Quilters Lead Pieceful Lives.

Saturday, January 18, 2014

Sunflower Mosaic

As you have probably noticed, I am always looking for something new to do in the quilting genre and am always up for a challenge.  One of the things I've had in my to-do queue has been a mosaic quilt. I got the idea this summer while at the British Museum in London. We saw some ancient mosaics and I thought "that would be neat to do in a quilt".  Obviously, you would want to keep the size of such a piece to a minimum (no bedspreads here!).

A little over a month ago, my mother-in-law Pauline requested another quilt for her apartment. She has a small wall in the bathroom over the towel bar that is vacant (heavens!), and asked if I could come up with something to put there.  Bingo! Mosaic time!  She wanted something bright, and it just popped into my head: van Gogh's Sunflowers!  Here is Vincent's original:

Yup!  That'll do.

So I did some Googling on "mosaic quilts" and eventually found an excellent how-to book: "Mosaic Picture Quilts", by Pat Durbin. The process is similar to making a watercolor quilt (like this one) or a
postage stamp quilt (like this one) in that tiny squares (in this case 1 1/8") are used to make the picture, but that's where the similarity ends. Watercolor quilts are pieced (sewn) like most other quilt tops (and the focus is on color "value"). Postage stamp tops are sewn or fused and then sewn. Mosaics are simply fused.

For mosaics, first you put a transparent grid (also purchased from Pat Durbin) over the original picture. Like so:

Each of the squares should then be treated as if it were a pixel in a digital photograph.
You then draw squares (mine were 1") on a large piece of paper. In effect then, you scale up the original picture to the actual finished size of the quilt. You can then draw the picture, square by square, onto the large sheet, or just use the original + transparency as a guide as you go along. My objective was not to try to duplicate the picture exactly, but to make a reasonable facsimile out of fabric.
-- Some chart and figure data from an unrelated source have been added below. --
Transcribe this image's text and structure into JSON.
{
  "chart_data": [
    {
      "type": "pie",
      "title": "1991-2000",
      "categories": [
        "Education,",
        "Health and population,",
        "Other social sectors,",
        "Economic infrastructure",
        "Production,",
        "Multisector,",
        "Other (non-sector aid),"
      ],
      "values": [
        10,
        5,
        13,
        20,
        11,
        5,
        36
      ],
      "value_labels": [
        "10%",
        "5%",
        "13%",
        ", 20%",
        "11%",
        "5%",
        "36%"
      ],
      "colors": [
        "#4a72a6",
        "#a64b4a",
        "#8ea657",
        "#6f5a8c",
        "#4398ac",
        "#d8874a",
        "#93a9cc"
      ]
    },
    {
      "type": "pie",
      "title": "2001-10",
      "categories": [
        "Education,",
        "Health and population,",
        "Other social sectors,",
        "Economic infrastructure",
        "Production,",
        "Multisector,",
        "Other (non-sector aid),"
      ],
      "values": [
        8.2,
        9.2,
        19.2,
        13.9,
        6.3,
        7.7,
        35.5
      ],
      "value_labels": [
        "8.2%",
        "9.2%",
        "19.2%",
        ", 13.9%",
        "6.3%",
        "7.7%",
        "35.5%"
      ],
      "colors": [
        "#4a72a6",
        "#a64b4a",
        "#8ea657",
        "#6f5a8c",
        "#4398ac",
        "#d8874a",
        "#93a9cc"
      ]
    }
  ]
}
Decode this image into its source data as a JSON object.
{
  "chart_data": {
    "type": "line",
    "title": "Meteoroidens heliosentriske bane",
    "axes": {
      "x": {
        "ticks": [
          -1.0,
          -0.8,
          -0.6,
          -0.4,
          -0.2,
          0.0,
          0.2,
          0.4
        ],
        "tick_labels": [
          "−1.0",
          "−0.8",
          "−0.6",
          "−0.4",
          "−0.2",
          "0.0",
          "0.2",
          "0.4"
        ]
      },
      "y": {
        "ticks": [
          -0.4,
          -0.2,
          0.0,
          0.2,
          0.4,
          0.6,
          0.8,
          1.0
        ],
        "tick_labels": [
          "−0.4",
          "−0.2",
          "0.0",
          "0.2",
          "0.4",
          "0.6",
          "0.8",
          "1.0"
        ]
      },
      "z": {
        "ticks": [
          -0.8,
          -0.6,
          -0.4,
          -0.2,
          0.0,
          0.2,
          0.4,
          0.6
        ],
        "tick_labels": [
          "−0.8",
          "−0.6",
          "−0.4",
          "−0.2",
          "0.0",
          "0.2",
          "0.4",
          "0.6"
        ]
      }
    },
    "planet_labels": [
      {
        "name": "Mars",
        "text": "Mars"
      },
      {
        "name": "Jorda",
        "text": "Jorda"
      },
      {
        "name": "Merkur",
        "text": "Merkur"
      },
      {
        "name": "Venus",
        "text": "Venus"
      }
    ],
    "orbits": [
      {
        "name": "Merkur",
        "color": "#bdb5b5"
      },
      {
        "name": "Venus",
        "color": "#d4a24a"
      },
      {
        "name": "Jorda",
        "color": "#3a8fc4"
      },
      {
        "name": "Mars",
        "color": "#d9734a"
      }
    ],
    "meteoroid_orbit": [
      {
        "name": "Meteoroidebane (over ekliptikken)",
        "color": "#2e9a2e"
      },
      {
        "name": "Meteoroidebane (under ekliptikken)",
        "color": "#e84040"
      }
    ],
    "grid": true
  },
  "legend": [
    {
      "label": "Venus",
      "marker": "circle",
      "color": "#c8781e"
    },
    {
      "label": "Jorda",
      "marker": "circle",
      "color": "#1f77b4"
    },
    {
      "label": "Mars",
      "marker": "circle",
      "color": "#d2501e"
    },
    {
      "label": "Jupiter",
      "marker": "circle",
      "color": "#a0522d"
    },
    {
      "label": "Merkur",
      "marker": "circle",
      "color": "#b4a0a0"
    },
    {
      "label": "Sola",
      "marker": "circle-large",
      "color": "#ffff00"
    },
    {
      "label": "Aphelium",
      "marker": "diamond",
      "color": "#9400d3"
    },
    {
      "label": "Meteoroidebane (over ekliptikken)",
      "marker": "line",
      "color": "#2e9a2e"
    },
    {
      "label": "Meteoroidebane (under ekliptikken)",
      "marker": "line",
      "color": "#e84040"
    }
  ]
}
Next, a thin, non-fusible interfacing is placed over the large paper. This is the base that the squares will be fused onto. You want it to be thin enough that you can still see the grid squares (and/or drawn-in pattern) through it.

Now the fun part (well, the first fun part): I went through my stash to find appropriately colored scraps of fabric. I ended up with a whole bunch, but as I started the mosaic process, I realized that using batiks (or at least somewhat mottled fabrics) was a better approach than trying to make tiny pieces of different fabs blend together nicely.

Then, starting at one corner and working diagonally, I cut a square (lined with Steam-a-Seam Lite), and fused it into place.  In some areas, as I went along, I sketched parts of the picture directly onto the interfacing. For those squares on the original that had multiple colors (say part of a petal and part of the blue background), I would cut and trim two (or more) fabrics) to approximate the "pattern" (pixel) in that same square of the orig-transparency.  Besides being necessary to creating the facsimile, this adds some dimensionality to the piece.

The squares are 1 1/8", so that when they are fused onto the 1" grid there is a slight overlap (as you can see above). So this is a "mosaic" technique in the sense of building a picture with tiny pieces of material, but, of course, in tile mosaics, there is no overlap.

And here is the final result:

Since the piece has all of those fused squares (some with 4 layers of fabric!), plus the interfacing, it is pretty stiff. Of course, there is also the batting and backing fab. And since it is a small, wall-hanging piece, there was really no need for a lot of quilting (you can see the quilting better from this photo of
the back):

The vase is not quilted; this may make it physically stand out from the quilted areas, though not as much as in a normal (i.e., just pieced) quilt.

Because of the fusing, I didn't want to hold the layers together with safety pins as I normally do (holes in fused pieces do not "heal" when the pins are removed!). So I did something which is normally an anathema in quilting: I basted close to the outer edge on the bottom and 1/3 of the way up each side. This allowed me to keep the sandwich together without pins while I got the quilting going. After I quilted the "table" and a few inches of the background, I removed the basting and just held the rest together with a few thin straight pins parallel to the top (and right near the edge, where the holes would later be covered by the binding).

And speaking of the binding, I did something which I don't think I've done before (another challenge!): since this is supposed to look like a painting, I didn't want the narrow binding to appear as a "skinny frame". So, instead of making one long strip that would go all the way around (as is normally done), I made two strips. Each strip consisted of one part background blue fab and one part table bottom brown squiggles fab. I then sewed them on as usual, but had to join the raw ends at both the top and bottom.  So the binding is integrated into the picture and is actually barely distinguishable.

And there it is. My first mosaic quilt!

When I gave it to Pauline, she insisted that it be hung in the living room, as it is "too nice to hide in the bathroom". So that's where it now resides.

For additional tips and information, see this post in my Quilt Tips blog.

1 comment:

Judy Tucker said...

Oh wow, never saw this technique. If you ever decide to do a workshop on this please keep me in mind. I would really be interested. Great Job!